One bar owner insisted that when making calls the sound quality was better too.. Would you agree?
cdilla says
Definitely. With the modern cordless ones I’m always having to fiddle with the handset volume, or put them on “speaker”, but the cord free aspect wins out mostly and they do see more use. I find it difficult to stay in one place when talking on the phone. So the venerable black bakelite “telling bone” (Catweazel reference) is the tethered clarion call that instructs us to seek out one of its cordless minions lest we miss out on an opportunity to claim missale of PPI or buy vastly overpriced windows.
Lee says
Cheers. Good to get confirmation on that. Was a little worried nostalgia may have been overriding reality.
LAObserver says
Excellent few photos Lee. I am drawn to the figurines both above and below the television.
Perhaps you have addressed this before, but a simple question for you. Do the local Nihonjin have a cultural or spiritual aversion to visiting such places ?
Lee says
Thank you. Likewise. Something about them I found quite touching.
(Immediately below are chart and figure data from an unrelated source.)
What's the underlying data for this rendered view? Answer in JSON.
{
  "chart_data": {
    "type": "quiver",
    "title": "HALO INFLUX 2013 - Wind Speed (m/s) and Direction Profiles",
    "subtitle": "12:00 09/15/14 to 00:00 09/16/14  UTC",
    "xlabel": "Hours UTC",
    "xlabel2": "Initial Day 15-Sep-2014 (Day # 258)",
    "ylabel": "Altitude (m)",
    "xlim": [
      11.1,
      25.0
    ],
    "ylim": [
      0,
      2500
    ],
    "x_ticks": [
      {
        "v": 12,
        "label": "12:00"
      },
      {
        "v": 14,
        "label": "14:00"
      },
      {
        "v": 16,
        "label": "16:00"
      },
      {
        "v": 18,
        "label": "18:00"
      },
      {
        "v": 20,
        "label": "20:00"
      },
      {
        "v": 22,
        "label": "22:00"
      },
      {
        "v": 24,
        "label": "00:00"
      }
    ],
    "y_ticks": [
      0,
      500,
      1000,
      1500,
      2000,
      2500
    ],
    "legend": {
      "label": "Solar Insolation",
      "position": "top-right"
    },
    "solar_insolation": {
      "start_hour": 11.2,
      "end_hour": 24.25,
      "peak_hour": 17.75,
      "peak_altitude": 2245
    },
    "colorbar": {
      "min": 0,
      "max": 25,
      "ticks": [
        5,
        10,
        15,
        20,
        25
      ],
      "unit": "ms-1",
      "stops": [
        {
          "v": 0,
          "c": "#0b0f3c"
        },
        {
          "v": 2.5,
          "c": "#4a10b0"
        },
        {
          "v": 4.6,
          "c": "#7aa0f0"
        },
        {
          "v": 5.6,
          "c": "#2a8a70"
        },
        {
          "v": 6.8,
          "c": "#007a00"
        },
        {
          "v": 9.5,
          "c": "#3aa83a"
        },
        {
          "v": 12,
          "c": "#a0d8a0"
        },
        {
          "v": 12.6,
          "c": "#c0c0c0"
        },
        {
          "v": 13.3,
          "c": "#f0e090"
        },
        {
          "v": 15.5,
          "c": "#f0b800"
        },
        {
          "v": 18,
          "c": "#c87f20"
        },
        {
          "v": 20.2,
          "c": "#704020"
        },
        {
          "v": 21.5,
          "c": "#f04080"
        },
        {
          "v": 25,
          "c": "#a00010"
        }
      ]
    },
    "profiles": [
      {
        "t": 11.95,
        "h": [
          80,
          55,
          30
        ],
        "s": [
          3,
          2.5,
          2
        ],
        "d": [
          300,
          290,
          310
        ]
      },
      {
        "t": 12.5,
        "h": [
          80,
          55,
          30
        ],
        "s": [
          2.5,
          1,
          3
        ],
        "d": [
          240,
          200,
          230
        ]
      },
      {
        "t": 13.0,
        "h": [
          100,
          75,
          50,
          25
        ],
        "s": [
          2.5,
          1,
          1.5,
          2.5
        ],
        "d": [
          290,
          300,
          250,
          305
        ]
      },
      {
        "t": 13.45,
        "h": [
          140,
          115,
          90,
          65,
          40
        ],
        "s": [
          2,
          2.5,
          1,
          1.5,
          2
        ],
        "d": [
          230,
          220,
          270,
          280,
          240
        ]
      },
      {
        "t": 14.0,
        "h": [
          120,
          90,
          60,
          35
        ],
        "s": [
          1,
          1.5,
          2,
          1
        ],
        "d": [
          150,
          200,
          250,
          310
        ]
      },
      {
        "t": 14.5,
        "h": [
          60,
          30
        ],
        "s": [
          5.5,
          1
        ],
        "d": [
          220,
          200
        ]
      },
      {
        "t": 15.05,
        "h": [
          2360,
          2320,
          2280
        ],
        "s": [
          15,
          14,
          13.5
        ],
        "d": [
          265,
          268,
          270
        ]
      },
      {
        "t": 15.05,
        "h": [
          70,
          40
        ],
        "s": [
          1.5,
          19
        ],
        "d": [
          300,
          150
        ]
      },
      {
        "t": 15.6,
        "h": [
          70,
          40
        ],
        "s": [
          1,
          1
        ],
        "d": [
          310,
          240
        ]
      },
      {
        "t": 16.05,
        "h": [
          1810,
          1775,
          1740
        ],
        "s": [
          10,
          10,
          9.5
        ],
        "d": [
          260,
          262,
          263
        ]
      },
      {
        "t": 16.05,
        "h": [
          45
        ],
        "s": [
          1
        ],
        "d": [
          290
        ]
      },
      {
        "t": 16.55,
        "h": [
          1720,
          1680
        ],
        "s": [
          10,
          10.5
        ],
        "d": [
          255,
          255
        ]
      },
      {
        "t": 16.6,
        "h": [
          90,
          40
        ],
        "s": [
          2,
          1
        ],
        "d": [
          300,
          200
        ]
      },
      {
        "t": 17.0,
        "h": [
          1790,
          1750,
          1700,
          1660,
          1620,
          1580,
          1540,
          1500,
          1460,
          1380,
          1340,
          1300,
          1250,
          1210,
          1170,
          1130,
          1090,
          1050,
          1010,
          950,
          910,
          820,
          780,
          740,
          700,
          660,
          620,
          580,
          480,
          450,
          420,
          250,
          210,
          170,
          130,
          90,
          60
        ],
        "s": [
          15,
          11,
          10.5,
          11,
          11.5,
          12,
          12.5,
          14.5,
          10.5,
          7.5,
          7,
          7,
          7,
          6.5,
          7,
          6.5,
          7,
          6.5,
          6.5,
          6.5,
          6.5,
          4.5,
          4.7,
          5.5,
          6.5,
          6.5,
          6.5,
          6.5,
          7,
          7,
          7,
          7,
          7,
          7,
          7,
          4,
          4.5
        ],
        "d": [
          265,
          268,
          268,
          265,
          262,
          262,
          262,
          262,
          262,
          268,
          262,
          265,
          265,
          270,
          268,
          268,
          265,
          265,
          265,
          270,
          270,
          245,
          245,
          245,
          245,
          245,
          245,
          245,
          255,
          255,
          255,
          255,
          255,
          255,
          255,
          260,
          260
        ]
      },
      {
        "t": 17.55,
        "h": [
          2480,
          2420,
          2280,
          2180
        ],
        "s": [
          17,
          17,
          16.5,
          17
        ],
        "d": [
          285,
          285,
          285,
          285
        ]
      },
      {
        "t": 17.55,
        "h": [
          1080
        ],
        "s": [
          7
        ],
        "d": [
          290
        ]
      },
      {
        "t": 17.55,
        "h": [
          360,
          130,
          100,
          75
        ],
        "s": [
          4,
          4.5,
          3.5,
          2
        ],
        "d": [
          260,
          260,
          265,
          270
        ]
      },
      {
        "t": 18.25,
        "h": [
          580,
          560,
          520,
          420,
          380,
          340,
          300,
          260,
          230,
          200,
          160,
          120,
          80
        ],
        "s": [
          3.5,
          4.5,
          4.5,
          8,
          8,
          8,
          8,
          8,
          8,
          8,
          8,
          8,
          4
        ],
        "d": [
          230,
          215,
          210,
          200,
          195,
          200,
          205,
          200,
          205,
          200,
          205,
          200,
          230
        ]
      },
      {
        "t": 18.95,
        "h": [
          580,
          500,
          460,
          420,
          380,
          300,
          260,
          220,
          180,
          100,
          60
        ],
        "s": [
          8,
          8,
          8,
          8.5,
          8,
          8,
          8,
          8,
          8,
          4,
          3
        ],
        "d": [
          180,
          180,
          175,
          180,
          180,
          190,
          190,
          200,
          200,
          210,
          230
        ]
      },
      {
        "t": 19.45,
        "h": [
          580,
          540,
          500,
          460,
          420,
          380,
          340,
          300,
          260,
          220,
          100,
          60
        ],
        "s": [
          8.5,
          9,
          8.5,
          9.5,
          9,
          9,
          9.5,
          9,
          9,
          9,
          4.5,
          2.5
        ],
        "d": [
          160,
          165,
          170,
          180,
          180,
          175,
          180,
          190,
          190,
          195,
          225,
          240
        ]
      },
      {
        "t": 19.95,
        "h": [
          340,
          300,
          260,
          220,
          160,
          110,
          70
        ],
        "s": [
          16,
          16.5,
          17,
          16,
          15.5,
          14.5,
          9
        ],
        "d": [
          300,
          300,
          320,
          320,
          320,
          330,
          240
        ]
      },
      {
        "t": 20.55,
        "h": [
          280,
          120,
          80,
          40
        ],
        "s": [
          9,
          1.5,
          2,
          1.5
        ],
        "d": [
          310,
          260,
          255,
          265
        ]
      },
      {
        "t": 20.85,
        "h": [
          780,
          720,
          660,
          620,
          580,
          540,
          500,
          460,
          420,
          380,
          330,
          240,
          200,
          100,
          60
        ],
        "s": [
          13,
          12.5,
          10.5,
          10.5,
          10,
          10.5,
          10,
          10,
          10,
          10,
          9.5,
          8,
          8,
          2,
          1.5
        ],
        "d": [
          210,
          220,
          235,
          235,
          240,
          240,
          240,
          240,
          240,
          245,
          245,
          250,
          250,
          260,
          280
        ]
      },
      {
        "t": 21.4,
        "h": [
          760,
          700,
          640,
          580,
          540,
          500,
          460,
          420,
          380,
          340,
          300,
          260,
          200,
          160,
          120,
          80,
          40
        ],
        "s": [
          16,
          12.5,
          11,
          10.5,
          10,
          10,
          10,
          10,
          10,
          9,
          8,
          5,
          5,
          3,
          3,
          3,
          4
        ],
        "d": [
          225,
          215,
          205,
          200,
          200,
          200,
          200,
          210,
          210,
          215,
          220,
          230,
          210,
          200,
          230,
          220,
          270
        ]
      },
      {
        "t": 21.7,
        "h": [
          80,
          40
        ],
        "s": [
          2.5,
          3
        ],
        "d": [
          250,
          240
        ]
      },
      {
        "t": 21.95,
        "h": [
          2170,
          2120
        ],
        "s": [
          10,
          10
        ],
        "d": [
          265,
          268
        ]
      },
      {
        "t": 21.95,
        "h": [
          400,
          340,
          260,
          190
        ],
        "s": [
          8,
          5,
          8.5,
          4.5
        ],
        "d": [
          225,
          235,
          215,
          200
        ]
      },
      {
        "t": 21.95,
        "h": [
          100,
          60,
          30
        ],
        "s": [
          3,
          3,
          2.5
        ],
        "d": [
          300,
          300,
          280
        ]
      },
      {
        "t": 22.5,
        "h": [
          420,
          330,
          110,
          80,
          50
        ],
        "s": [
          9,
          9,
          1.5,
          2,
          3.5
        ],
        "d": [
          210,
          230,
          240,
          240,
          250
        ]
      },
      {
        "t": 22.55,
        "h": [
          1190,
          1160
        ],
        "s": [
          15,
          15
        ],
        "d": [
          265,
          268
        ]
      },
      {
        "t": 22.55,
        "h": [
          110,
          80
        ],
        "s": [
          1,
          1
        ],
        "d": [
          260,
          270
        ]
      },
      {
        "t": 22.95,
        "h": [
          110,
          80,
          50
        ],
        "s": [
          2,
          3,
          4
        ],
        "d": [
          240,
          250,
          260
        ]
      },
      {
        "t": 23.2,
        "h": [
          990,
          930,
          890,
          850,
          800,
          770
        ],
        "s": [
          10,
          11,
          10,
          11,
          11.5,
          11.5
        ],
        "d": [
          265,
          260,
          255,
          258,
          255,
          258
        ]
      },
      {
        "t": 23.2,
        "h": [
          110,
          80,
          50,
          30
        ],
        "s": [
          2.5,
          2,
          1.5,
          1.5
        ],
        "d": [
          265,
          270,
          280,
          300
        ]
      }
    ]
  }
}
I’ve had very mixed reactions. A good few people simply think it’s creepy, dirty etc. and have no interest whatsoever. On the other hand, a surprising amount of people I’ve spoken to about it would never go themselves as they find the whole thing a bit unsettling, and yet at the same time they are genuinely interested. There are some though that have a real aversion to it ‘cos of concerns about spirits. Never been quite sure how to respond to those who mention the latter…
LAObserver says
BTW, I had not previously read the poem you included. But it reminds me so much of the traditional words to the song Molly Malone.
Lee says
Yes, I see what you mean. Quite possibly an influence. It’s a poem I’ve liked since reading it in a book of selected works at school. Oddly, it almost felt like it had been sat in the back of my mind since then, waiting for the right moment. And when I turned my head at the top of those stairs, that was it.